In this presentation Theresa Lillis (the PI of the WiSP study*) will outline the aims, methodology and key findings from the ESRC-funded study ‘Writing in professional social work practice in a changing communicative landscape’, foregrounding in particular the number and range of texts, the time spent on writing and key social worker concerns.  Lisa Lewis (an experienced social worker and member of the WiSP advisory panel) will discuss her interests in social work writing and consider some ways in which key findings and data from the WiSP project might be applicable to social work practice.

*WiSP project: Theresa Lillis (PI), Maria Leedham (Co-I), Alsion Twiner (RA)

Theresa Lillis

theresa fotoTheresa Lillis is Professor of English Language and Applied Linguistics at The Open University. Her research centres on writing in academic and professional contexts and she has authored books and articles on this topic including The sociolinguistics of writing (EUP, 2013); Imagined, prescribed and actual text trajectories: the ‘problem’ with case notes in contemporary social work.

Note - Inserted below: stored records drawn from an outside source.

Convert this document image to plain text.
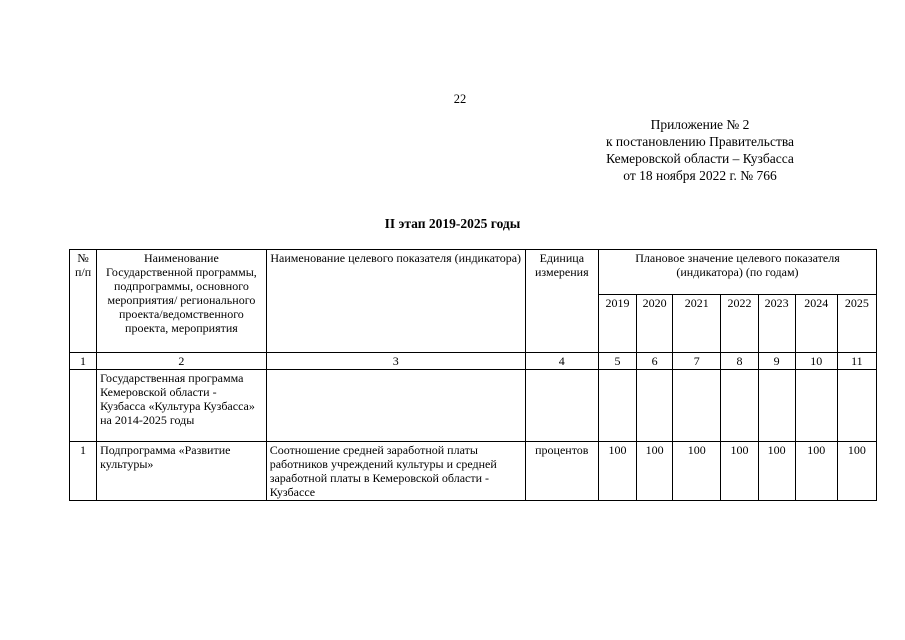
22
Приложение № 2
к постановлению Правительства
Кемеровской области – Кузбасса
от 18 ноября 2022 г. № 766
II этап 2019-2025 годы
№ п/п	Наименование Государственной программы, подпрограммы, основного мероприятия/ регионального проекта/ведомственного проекта, мероприятия	Наименование целевого показателя (индикатора)	Единица измерения	Плановое значение целевого показателя (индикатора) (по годам)						
				2019	2020	2021	2022	2023	2024	2025
1	2	3	4	5	6	7	8	9	10	11
	Государственная программа Кемеровской области - Кузбасса «Культура Кузбасса» на 2014-2025 годы									
1	Подпрограмма «Развитие культуры»	Соотношение средней заработной платы работников учреждений культуры и средней заработной платы в Кемеровской области - Кузбассе	процентов	100	100	100	100	100	100	100
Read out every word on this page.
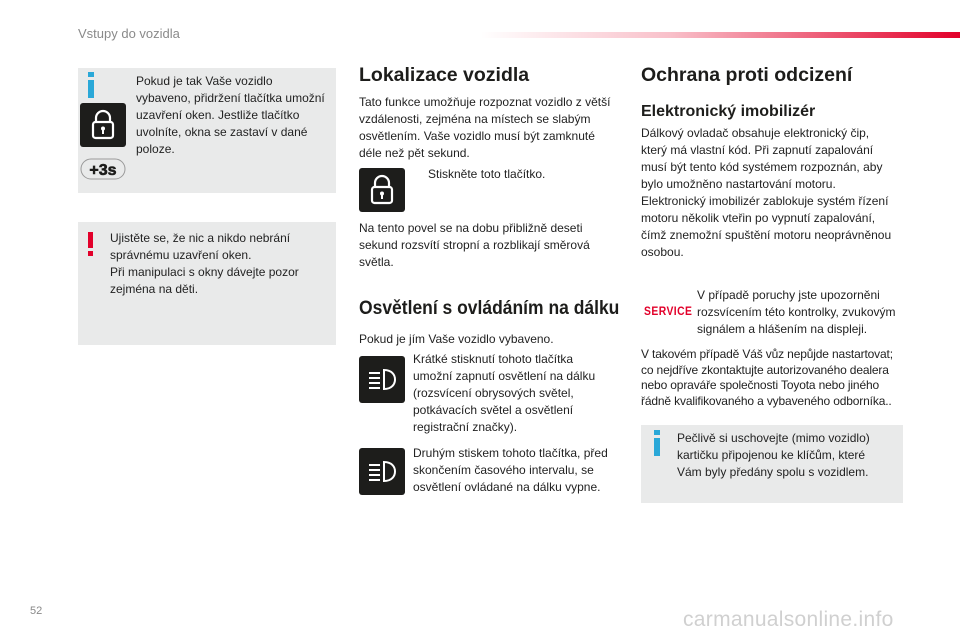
Vstupy do vozidla
+3s
Pokud je tak Vaše vozidlo
vybaveno, přidržení tlačítka umožní
uzavření oken. Jestliže tlačítko
uvolníte, okna se zastaví v dané
poloze.
Ujistěte se, že nic a nikdo nebrání
správnému uzavření oken.
Při manipulaci s okny dávejte pozor
zejména na děti.
Lokalizace vozidla
Tato funkce umožňuje rozpoznat vozidlo z větší
vzdálenosti, zejména na místech se slabým
osvětlením. Vaše vozidlo musí být zamknuté
déle než pět sekund.
Stiskněte toto tlačítko.
Na tento povel se na dobu přibližně deseti
sekund rozsvítí stropní a rozblikají směrová
světla.
Osvětlení s ovládáním na dálku
Pokud je jím Vaše vozidlo vybaveno.
Krátké stisknutí tohoto tlačítka
umožní zapnutí osvětlení na dálku
(rozsvícení obrysových světel,
potkávacích světel a osvětlení
registrační značky).
Druhým stiskem tohoto tlačítka, před
skončením časového intervalu, se
osvětlení ovládané na dálku vypne.
Ochrana proti odcizení
Elektronický imobilizér
Dálkový ovladač obsahuje elektronický čip,
který má vlastní kód. Při zapnutí zapalování
musí být tento kód systémem rozpoznán, aby
bylo umožněno nastartování motoru.
Elektronický imobilizér zablokuje systém řízení
motoru několik vteřin po vypnutí zapalování,
čímž znemožní spuštění motoru neoprávněnou
osobou.
SERVICE
V případě poruchy jste upozorněni
rozsvícením této kontrolky, zvukovým
signálem a hlášením na displeji.
V takovém případě Váš vůz nepůjde nastartovat;
co nejdříve zkontaktujte autorizovaného dealera
nebo opraváře společnosti Toyota nebo jiného
řádně kvalifikovaného a vybaveného odborníka..
Pečlivě si uschovejte (mimo vozidlo)
kartičku připojenou ke klíčům, které
Vám byly předány spolu s vozidlem.
52	carmanualsonline.info
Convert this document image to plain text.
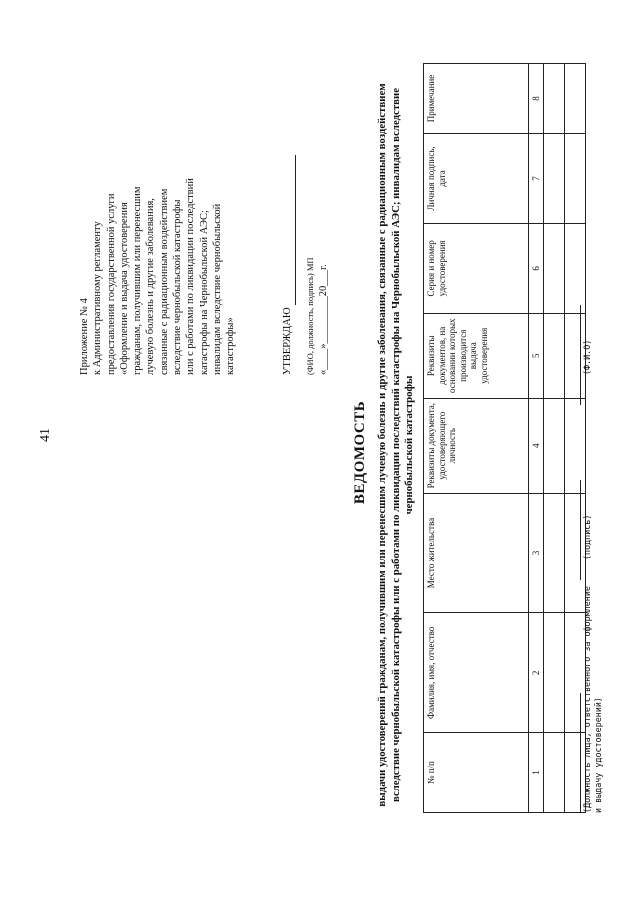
41
Приложение № 4 к Административному регламенту предоставления государственной услуги «Оформление и выдача удостоверения гражданам, получившим или перенесшим лучевую болезнь и другие заболевания, связанные с радиационным воздействием вследствие чернобыльской катастрофы или с работами по ликвидации последствий катастрофы на Чернобыльской АЭС; инвалидам вследствие чернобыльской катастрофы»	УТВЕРЖДАЮ (ФИО, должность, подпись) МП «____»_________20___г.
ВЕДОМОСТЬ выдачи удостоверений гражданам, получившим или перенесшим лучевую болезнь и другие заболевания, связанные с радиационным воздействием вследствие чернобыльской катастрофы или с работами по ликвидации последствий катастрофы на Чернобыльской АЭС; инвалидам вследствие чернобыльской катастрофы
№ п/п	Фамилия, имя, отчество	Место жительства	Реквизиты документа, удостоверяющего личность	Реквизиты документов, на основании которых производится выдача удостоверения	Серия и номер удостоверения	Личная подпись, дата	Примечание
1	2	3	4	5	6	7	8

(Должность лица, ответственного за оформление и выдачу удостоверений)
(подпись)
(Ф.И.О)
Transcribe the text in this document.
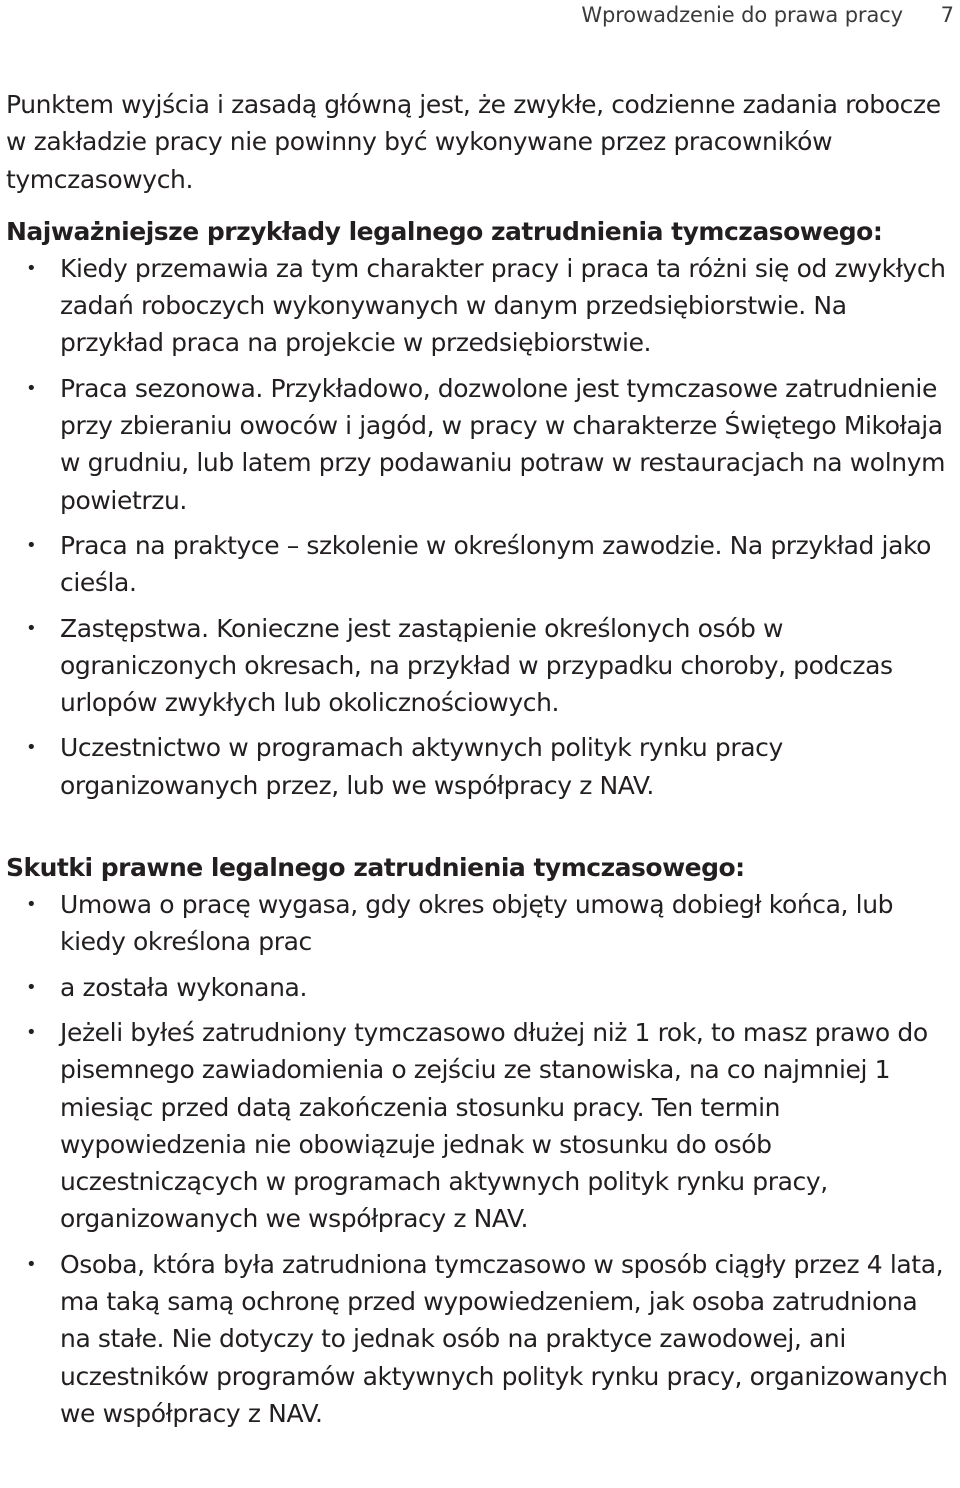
Wprowadzenie do prawa pracy 7

Punktem wyjścia i zasadą główną jest, że zwykłe, codzienne zadania robocze w zakładzie pracy nie powinny być wykonywane przez pracowników tymczasowych.

Najważniejsze przykłady legalnego zatrudnienia tymczasowego:
• Kiedy przemawia za tym charakter pracy i praca ta różni się od zwykłych zadań roboczych wykonywanych w danym przedsiębiorstwie. Na przykład praca na projekcie w przedsiębiorstwie.
• Praca sezonowa. Przykładowo, dozwolone jest tymczasowe zatrudnienie przy zbieraniu owoców i jagód, w pracy w charakterze Świętego Mikołaja w grudniu, lub latem przy podawaniu potraw w restauracjach na wolnym powietrzu.
• Praca na praktyce – szkolenie w określonym zawodzie. Na przykład jako cieśla.
• Zastępstwa. Konieczne jest zastąpienie określonych osób w ograniczonych okresach, na przykład w przypadku choroby, podczas urlopów zwykłych lub okolicznościowych.
• Uczestnictwo w programach aktywnych polityk rynku pracy organizowanych przez, lub we współpracy z NAV.
Skutki prawne legalnego zatrudnienia tymczasowego:
• Umowa o pracę wygasa, gdy okres objęty umową dobiegł końca, lub kiedy określona prac
• a została wykonana.
• Jeżeli byłeś zatrudniony tymczasowo dłużej niż 1 rok, to masz prawo do pisemnego zawiadomienia o zejściu ze stanowiska, na co najmniej 1 miesiąc przed datą zakończenia stosunku pracy. Ten termin wypowiedzenia nie obowiązuje jednak w stosunku do osób uczestniczących w programach aktywnych polityk rynku pracy, organizowanych we współpracy z NAV.
• Osoba, która była zatrudniona tymczasowo w sposób ciągły przez 4 lata, ma taką samą ochronę przed wypowiedzeniem, jak osoba zatrudniona na stałe. Nie dotyczy to jednak osób na praktyce zawodowej, ani uczestników programów aktywnych polityk rynku pracy, organizowanych we współpracy z NAV.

Text and Talk (Special Issue 2017), 37-4 :485-508;  ‘If it’s not written down it didn’t happen’: Contemporary social work as a writing intensive profession (forthcoming) with M.Leedham and A.Twiner.




Lisa Lewis

Lisa LewisLisa Lewis is a local authority team manager in adoption and a member of the WiSP advisory panel. She has been working as a qualified social worker for 9 years, with experience in children’s social work and adoption. She has a particular interest in children’s transitions from foster care to adoption (see Lewis, Meeting my child for the first time: adoptive parents’ experiences of the period of adoption transition, Adoption and fostering, 42,1: 38-48  2018).